Manitoba budget banks on federal funds to slash deficit
CBC
Manitoba is bucking a national trend by promising to slash its deficit, while boosting health care spending by nearly $1 billion and delivering modest affordability measures, including a PST cut that will save you money next time you buy a soda and bag of chips.
Free transit for kids and teens, free child care for some low-income parents and easing pressure on emergency departments through new specialized zones are among other pledges in the NDP government's 2026-27 budget, delivered at the legislature Tuesday.
"Good jobs, lower costs and better health [care] are what this budget is all about," Finance Minister Adrien Sala told reporters.

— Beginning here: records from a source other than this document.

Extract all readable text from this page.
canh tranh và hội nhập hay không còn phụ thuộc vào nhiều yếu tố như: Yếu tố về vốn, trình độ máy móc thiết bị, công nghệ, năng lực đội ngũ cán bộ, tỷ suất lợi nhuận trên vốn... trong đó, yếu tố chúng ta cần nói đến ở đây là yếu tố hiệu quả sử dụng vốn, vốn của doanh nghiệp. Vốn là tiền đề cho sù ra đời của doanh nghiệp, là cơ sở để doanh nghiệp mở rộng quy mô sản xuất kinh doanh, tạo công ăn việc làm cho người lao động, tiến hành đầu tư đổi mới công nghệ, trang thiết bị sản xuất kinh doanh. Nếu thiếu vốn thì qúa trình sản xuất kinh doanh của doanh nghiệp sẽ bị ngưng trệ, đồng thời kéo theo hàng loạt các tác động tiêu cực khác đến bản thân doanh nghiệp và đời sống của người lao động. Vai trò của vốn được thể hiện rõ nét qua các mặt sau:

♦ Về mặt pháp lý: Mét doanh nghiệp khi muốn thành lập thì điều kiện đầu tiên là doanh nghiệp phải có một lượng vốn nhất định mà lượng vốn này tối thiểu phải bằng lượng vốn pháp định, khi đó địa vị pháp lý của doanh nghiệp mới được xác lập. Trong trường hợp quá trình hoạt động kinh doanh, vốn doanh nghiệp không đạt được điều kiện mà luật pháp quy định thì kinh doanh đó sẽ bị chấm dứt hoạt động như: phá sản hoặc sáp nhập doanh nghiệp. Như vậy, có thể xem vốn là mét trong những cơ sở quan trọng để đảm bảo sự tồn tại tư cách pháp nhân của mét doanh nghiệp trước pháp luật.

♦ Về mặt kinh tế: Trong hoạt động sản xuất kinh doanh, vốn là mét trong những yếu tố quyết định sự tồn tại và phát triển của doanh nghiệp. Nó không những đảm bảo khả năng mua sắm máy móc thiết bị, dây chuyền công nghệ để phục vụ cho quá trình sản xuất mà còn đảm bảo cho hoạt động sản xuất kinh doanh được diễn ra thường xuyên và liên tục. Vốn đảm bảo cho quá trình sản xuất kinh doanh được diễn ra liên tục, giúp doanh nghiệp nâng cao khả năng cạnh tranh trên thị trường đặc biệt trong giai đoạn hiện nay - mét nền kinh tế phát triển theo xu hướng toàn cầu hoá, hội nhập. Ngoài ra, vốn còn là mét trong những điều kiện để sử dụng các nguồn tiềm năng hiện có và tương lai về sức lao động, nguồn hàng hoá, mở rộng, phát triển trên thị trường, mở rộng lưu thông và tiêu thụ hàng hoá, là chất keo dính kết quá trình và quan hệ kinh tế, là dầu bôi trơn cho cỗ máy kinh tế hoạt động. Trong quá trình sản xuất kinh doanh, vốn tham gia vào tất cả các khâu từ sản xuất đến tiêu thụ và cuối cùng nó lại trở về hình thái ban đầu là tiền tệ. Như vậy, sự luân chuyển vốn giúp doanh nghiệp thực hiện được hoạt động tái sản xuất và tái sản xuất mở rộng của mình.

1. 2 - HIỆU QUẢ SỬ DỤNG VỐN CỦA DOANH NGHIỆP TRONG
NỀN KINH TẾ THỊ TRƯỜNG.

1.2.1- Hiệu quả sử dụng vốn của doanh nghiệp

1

"As I look around the country, I see governments that are choosing to make cuts.... Here in Manitoba, we made different choices. We chose to make investments in health care."
The third budget from Premier Wab Kinew's government projects a deficit of $498 million — roughly $1.2 billion less than the 2025-26 deficit expected at the end of this month.
That comes after recent budgets in other provinces forecast much higher deficits, including an $819-million deficit projection in neighbouring Saskatchewan and multibillion-dollar deficits in both Alberta and British Columbia.
The Manitoba NDP government expects total spending to rise to $27.3 billion, up $1.4 billion, or roughly 5.4 per cent, from 2025-26.
That increase is possible partly due to equalization payments from Ottawa that have risen sharply for more than a decade. Next year's federal payment is expected to be about 70 per cent more than Manitoba received five years ago, rising to about $5 billion.
"If you depend on transfer, you don't have to think that seriously about economic growth issues," said University of Winnipeg economics professor Philippe Cyrenne.
"The transfer kind of gives you that room to spend more on health care and education, rather than think about development strategies."
Progressive Conservative Leader Obby Khan called the NDP's deficit projections "very rosy." The Opposition leader suggested the budget overall doesn't adequately address a need to grow Manitoba's economy to pay for services.
"Instead, it relies almost solely on transfers from the federal government," Khan said. "That is a major concern for all.... We will continue to be a have-not province under this NDP government."
In keeping with two of the top planks the NDP was elected on in 2023, the party is committing to spend more on health care and address affordability.
One affordability measure is the elimination of the provincial sales tax on all food at the grocery stores. That will mean as of July 1, Manitobans won't pay PST on hot-and-ready foods, like samosas and rotisserie chicken, or packaged foods like soda, candy, potato chips and more.